2o Dans les cas prévus
aux articles D. 116-11 (1er alinéa) et D. 116-12 (1er et 2e alinéa),
le juge de l'application des peines peut statuer sans être tenu de procéder
à l'audition du condamné assisté de son avocat prévue
par le sixième alinéa de l'article 722 dans sa rédaction
applicable du 1er janvier au 16 juin 2001.
3o Aux articles D. 117-2
et D. 124, les références au débat contradictoire prévu
par le sixième alinéa de l'article 722 du code de procédure
pénale sont remplacées par des références à
la procédure prévue par le sixième alinéa de cet
article dans sa rédaction applicable du 1er janvier au 16 juin 2001.

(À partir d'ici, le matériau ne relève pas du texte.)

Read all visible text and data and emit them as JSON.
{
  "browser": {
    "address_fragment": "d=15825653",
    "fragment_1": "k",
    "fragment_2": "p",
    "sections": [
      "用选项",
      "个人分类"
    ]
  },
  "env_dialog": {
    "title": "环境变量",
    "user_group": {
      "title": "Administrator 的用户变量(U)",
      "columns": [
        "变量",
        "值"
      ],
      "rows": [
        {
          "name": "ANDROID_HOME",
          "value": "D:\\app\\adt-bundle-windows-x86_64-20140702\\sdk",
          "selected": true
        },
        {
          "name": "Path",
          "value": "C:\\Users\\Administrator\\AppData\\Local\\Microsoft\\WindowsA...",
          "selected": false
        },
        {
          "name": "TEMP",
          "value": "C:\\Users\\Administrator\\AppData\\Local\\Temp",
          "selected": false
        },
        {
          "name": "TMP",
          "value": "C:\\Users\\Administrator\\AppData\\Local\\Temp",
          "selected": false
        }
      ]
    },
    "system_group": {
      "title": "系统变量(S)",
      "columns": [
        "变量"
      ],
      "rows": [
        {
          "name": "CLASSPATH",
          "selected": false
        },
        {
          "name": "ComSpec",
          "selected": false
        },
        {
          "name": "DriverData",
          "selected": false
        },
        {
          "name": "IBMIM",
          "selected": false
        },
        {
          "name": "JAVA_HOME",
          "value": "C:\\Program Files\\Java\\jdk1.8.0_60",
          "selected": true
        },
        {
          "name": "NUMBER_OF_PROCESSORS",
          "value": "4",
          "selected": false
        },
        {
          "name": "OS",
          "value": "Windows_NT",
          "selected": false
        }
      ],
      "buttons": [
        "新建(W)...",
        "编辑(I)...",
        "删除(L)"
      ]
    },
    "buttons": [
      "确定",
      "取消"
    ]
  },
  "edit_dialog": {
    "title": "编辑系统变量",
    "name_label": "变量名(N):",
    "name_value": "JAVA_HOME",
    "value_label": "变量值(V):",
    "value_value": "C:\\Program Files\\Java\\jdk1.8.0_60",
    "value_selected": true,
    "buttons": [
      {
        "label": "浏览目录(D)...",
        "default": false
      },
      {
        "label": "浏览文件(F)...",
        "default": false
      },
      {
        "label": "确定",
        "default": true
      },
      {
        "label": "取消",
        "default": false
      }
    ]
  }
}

Art. 5. - L'audition du condamné, assisté, le cas
échéant, de son avocat, par le juge de l'application des peines
en application des dispositions du sixième alinéa de l'article
722 du code de procédure pénale dans sa rédaction applicable
du 1er janvier 2001 au 16 juin 2001, a lieu au sein de l'établissement
pénitentiaire ou au siège de la juridiction selon les distinctions
prévues par l'article D. 116-8 de ce même code. Cette audition,
qui ne fait pas l'objet d'un procès-verbal, est visée par l'ordonnance
du juge de l'application des peines.
Art. 6. - Les ordonnances prises par le juge de l'application des
peines en application des dispositions du sixième alinéa de l'article
722 du code de procédure pénale sont notifiées dans les
conditions prévues par les sixième et septième alinéas
de l'article D. 116-9 de ce même code. Elles peuvent faire l'objet d'un
appel soit au greffe du tribunal correctionnel selon les modalités prévues
aux deux premiers alinéas de l'article 502 du code de procédure
pénale, soit selon les modalités prévues à l'article
503 de ce même code. Les dispositions du dernier alinéa de l'article
D. 116-9 sont applicables.
Art. 7. - En cas d'appel, les dispositions du premier et du troisième alinéa de l'article D. 116-14 du code de procédure pénale ne sont pas applicables ; les pièces adressées à la chambre des appels correctionnels sont alors, outre l'ordonnance rendue par le juge de l'application des peines, la demande ou la requête ayant saisi ce magistrat, l'avis de la commission de l'application des peines et, le cas échéant, les observations écrites déposées par le condamné ou par son avocat. Pendant l'instance d'appel, ces pièces peuvent être consultées par l'avocat, qui peut s'en faire délivrer copie à ses frais
Art. 8. - Au deuxième alinéa de l'article D. 116-16
et au deuxième alinéa de l'article D. 529-2 du code de procédure
pénale, dans leur rédaction résultant du décret
du 13 décembre 2000 susvisé, le mot : « ouvrable »
est supprimé.
Art. 9. - La garde des sceaux, ministre de la justice, est chargée
de l'exécution du présent décret, qui sera publié
au Journal officiel de la République française.